I encourage you to eat without watching TV or engaging in some other media. You can activate your smell, touch, sight senses and taste your breakfast eggs!
5. Acceptance of good enough: A common reason for anxiety is perfectionism and extremely exacting standards. Since human beings are all flawed by design, this is dangerously impossible and damaging to our health and relationships.
Perhaps aim for consistent self-improvement rather than perfection and aim for good enough. I use this with my exercise and eating ensuring that I pace my body, have rest days, and relax my eating habits for occasions such as holidays and birthday.
6. Relax into sleep: to avoid ruminating on the day instead of falling asleep switch off digital distractions including TV and smart phone. Next journal your reflections from the day and plan tomorrow aiming to include work, personal and social activities; this balance will help you to feel calm. Finally listening to a relaxation CD to sleep can make an immense difference to sleep quality and how you feel tomorrow.

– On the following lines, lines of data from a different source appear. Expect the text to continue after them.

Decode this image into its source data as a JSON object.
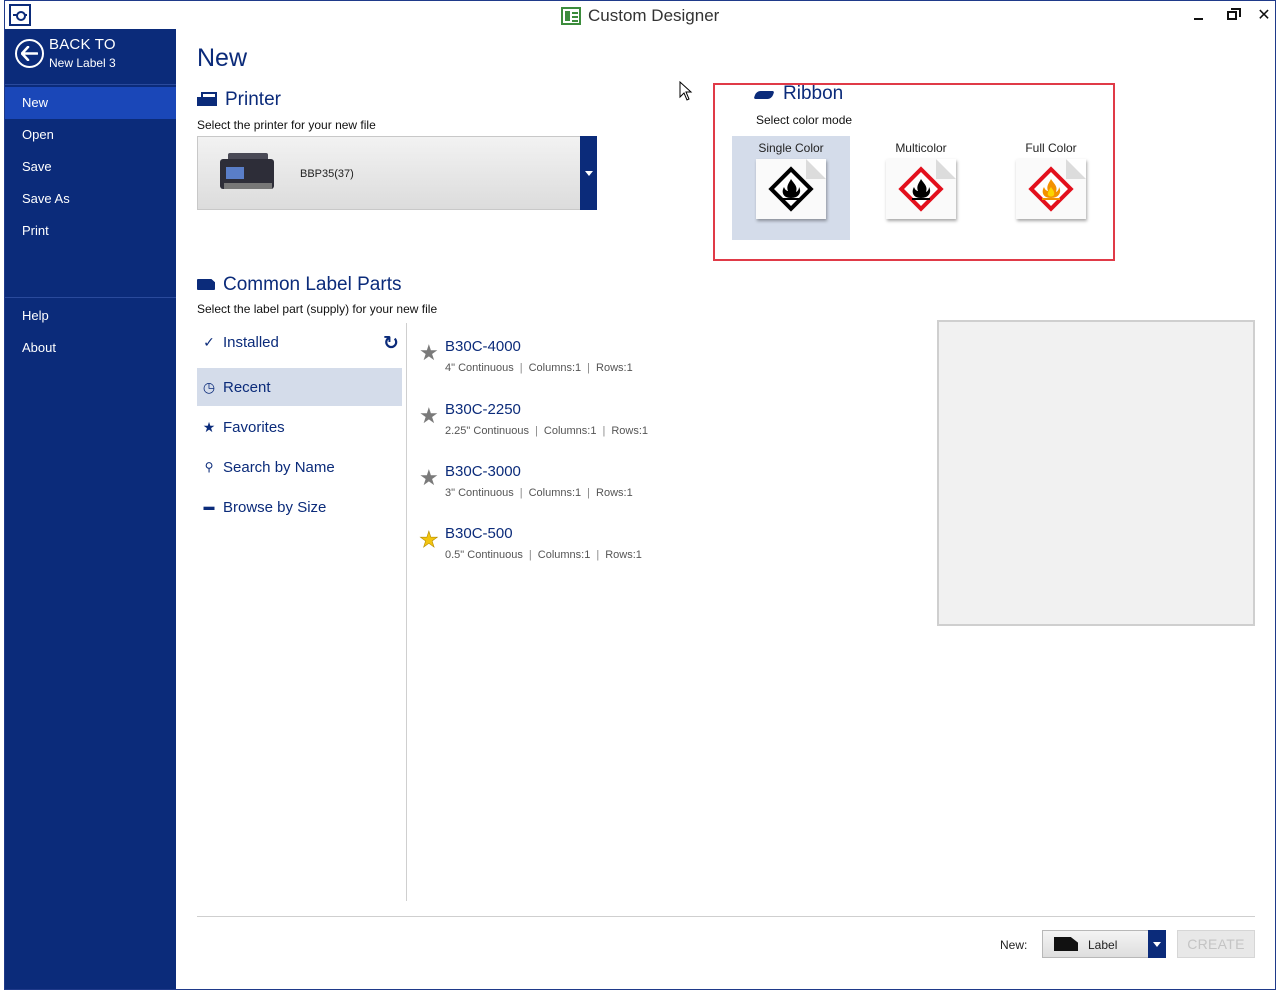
{
  "window": {
    "title": "Custom Designer",
    "minimize": "",
    "maximize": "",
    "close": "✕"
  },
  "sidebar": {
    "back_title": "BACK TO",
    "back_subtitle": "New Label 3",
    "items": [
      {
        "label": "New",
        "active": true
      },
      {
        "label": "Open"
      },
      {
        "label": "Save"
      },
      {
        "label": "Save As"
      },
      {
        "label": "Print"
      }
    ],
    "bottom_items": [
      {
        "label": "Help"
      },
      {
        "label": "About"
      }
    ]
  },
  "main": {
    "title": "New",
    "printer": {
      "heading": "Printer",
      "subtitle": "Select the printer for your new file",
      "selected": "BBP35(37)"
    },
    "ribbon": {
      "heading": "Ribbon",
      "subtitle": "Select color mode",
      "modes": [
        {
          "label": "Single Color",
          "selected": true,
          "border_color": "#000000",
          "flame_color": "#000000"
        },
        {
          "label": "Multicolor",
          "selected": false,
          "border_color": "#e3101d",
          "flame_color": "#000000"
        },
        {
          "label": "Full Color",
          "selected": false,
          "border_color": "#e3101d",
          "flame_color": "#f39200"
        }
      ]
    },
    "label_parts": {
      "heading": "Common Label Parts",
      "subtitle": "Select the label part (supply) for your new file",
      "filters": [
        {
          "label": "Installed",
          "icon": "checkmark-icon",
          "glyph": "✓"
        },
        {
          "label": "Recent",
          "icon": "clock-icon",
          "glyph": "◷",
          "active": true
        },
        {
          "label": "Favorites",
          "icon": "star-icon",
          "glyph": "★"
        },
        {
          "label": "Search by Name",
          "icon": "search-icon",
          "glyph": "⚲"
        },
        {
          "label": "Browse by Size",
          "icon": "folder-icon",
          "glyph": "▬"
        }
      ],
      "refresh_glyph": "↻",
      "parts": [
        {
          "name": "B30C-4000",
          "desc": "4\" Continuous",
          "columns": "Columns:1",
          "rows": "Rows:1",
          "favorite": false
        },
        {
          "name": "B30C-2250",
          "desc": "2.25\" Continuous",
          "columns": "Columns:1",
          "rows": "Rows:1",
          "favorite": false
        },
        {
          "name": "B30C-3000",
          "desc": "3\" Continuous",
          "columns": "Columns:1",
          "rows": "Rows:1",
          "favorite": false
        },
        {
          "name": "B30C-500",
          "desc": "0.5\" Continuous",
          "columns": "Columns:1",
          "rows": "Rows:1",
          "favorite": true
        }
      ]
    },
    "footer": {
      "new_label": "New:",
      "new_type": "Label",
      "create": "CREATE"
    }
  },
  "colors": {
    "brand": "#0b2b7a",
    "highlight": "#e03a47",
    "selected_bg": "#d4dcea"
  }
}
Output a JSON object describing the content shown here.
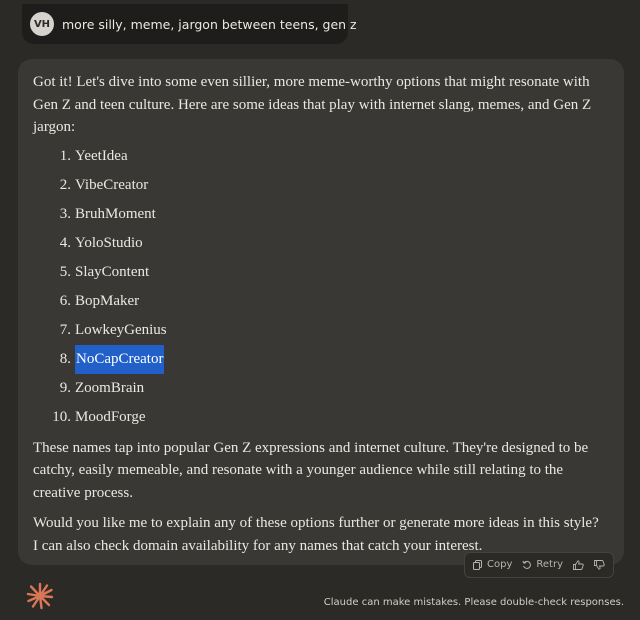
{
  "user_message": {
    "avatar_initials": "VH",
    "text": "more silly, meme, jargon between teens, gen z"
  },
  "assistant_message": {
    "intro": "Got it! Let's dive into some even sillier, more meme-worthy options that might resonate with Gen Z and teen culture. Here are some ideas that play with internet slang, memes, and Gen Z jargon:",
    "items": [
      {
        "num": "1.",
        "label": "YeetIdea"
      },
      {
        "num": "2.",
        "label": "VibeCreator"
      },
      {
        "num": "3.",
        "label": "BruhMoment"
      },
      {
        "num": "4.",
        "label": "YoloStudio"
      },
      {
        "num": "5.",
        "label": "SlayContent"
      },
      {
        "num": "6.",
        "label": "BopMaker"
      },
      {
        "num": "7.",
        "label": "LowkeyGenius"
      },
      {
        "num": "8.",
        "label": "NoCapCreator"
      },
      {
        "num": "9.",
        "label": "ZoomBrain"
      },
      {
        "num": "10.",
        "label": "MoodForge"
      }
    ],
    "highlighted_item_index": 7,
    "after_list": "These names tap into popular Gen Z expressions and internet culture. They're designed to be catchy, easily memeable, and resonate with a younger audience while still relating to the creative process.",
    "closing": "Would you like me to explain any of these options further or generate more ideas in this style? I can also check domain availability for any names that catch your interest."
  },
  "actions": {
    "copy_label": "Copy",
    "retry_label": "Retry",
    "copy_icon": "copy-icon",
    "retry_icon": "retry-icon",
    "thumbs_up_icon": "thumbs-up-icon",
    "thumbs_down_icon": "thumbs-down-icon"
  },
  "footer": {
    "disclaimer": "Claude can make mistakes. Please double-check responses."
  },
  "colors": {
    "background": "#2b2a27",
    "card": "#393835",
    "user_bubble": "#1e1d1b",
    "selection": "#2060c8",
    "logo": "#d97757"
  }
}
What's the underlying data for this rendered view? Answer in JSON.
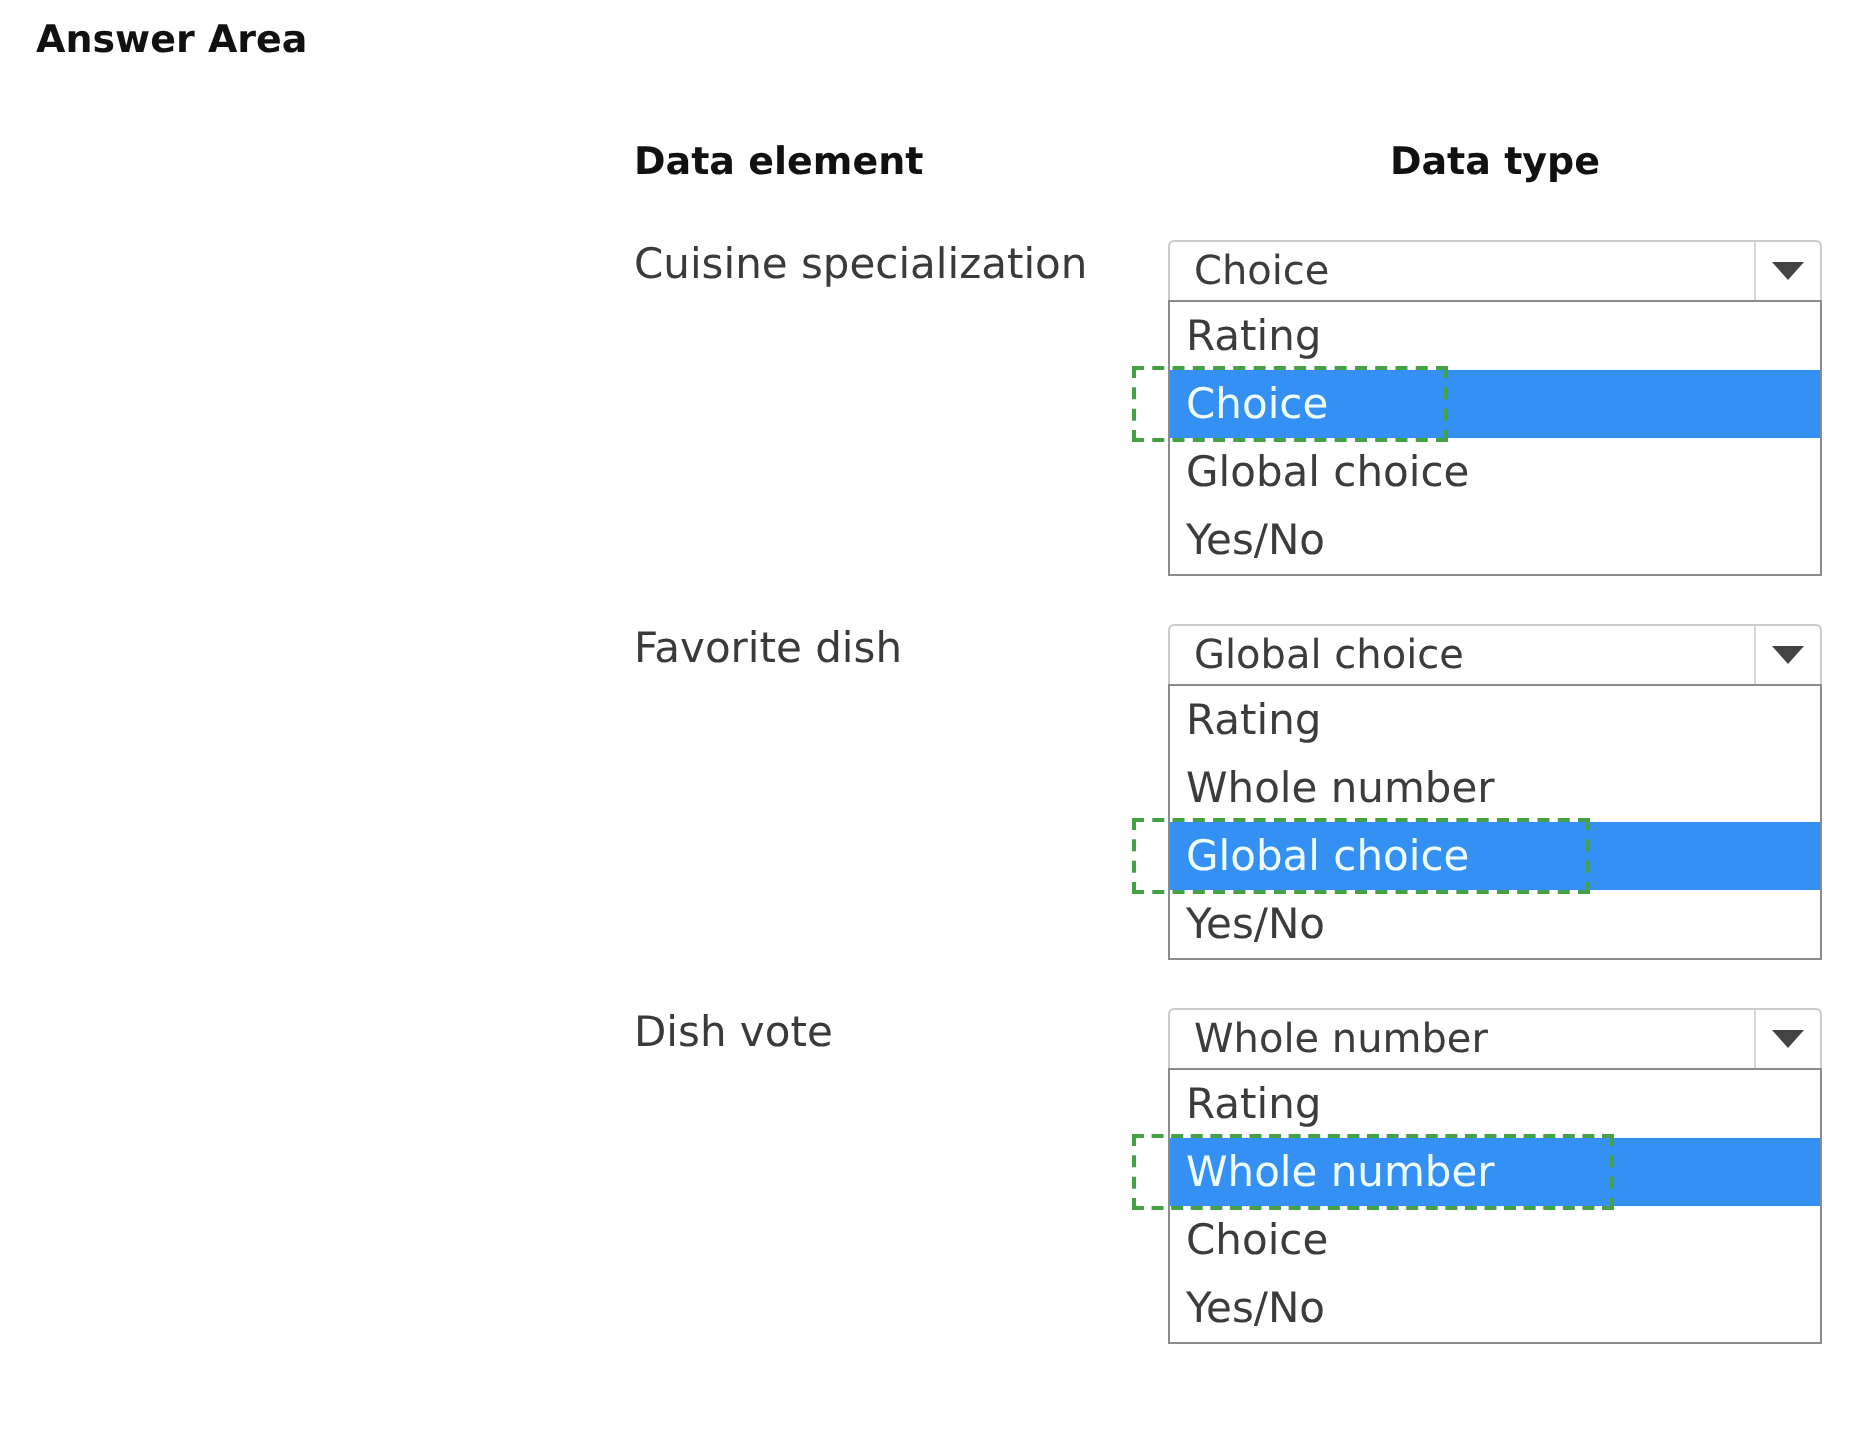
{
  "title": "Answer Area",
  "columns": [
    "Data element",
    "Data type"
  ],
  "rows": [
    {
      "data_element": "Cuisine specialization",
      "dropdown": {
        "value": "Choice",
        "expanded": true,
        "options": [
          {
            "label": "Rating",
            "selected": false
          },
          {
            "label": "Choice",
            "selected": true
          },
          {
            "label": "Global choice",
            "selected": false
          },
          {
            "label": "Yes/No",
            "selected": false
          }
        ]
      }
    },
    {
      "data_element": "Favorite dish",
      "dropdown": {
        "value": "Global choice",
        "expanded": true,
        "options": [
          {
            "label": "Rating",
            "selected": false
          },
          {
            "label": "Whole number",
            "selected": false
          },
          {
            "label": "Global choice",
            "selected": true
          },
          {
            "label": "Yes/No",
            "selected": false
          }
        ]
      }
    },
    {
      "data_element": "Dish vote",
      "dropdown": {
        "value": "Whole number",
        "expanded": true,
        "options": [
          {
            "label": "Rating",
            "selected": false
          },
          {
            "label": "Whole number",
            "selected": true
          },
          {
            "label": "Choice",
            "selected": false
          },
          {
            "label": "Yes/No",
            "selected": false
          }
        ]
      }
    }
  ]
}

Other anxiety hacks that work well include:
Slowing down
Stopping procrastination
Prioritising. We overestimate what we can achieve in a day but underestimate what we can achieve in a month and year.
Expect uncertainty and lack of control over most things in life
Establishing a routine
Move from your comfort zone to your learning zone but avoid the danger zone of burnout
Have rest periods e.g. 10 minutes per hour to do the Schoen Breath Technique
Practice discipline and delayed gratification.
Practice saying no to things that you do not want to do.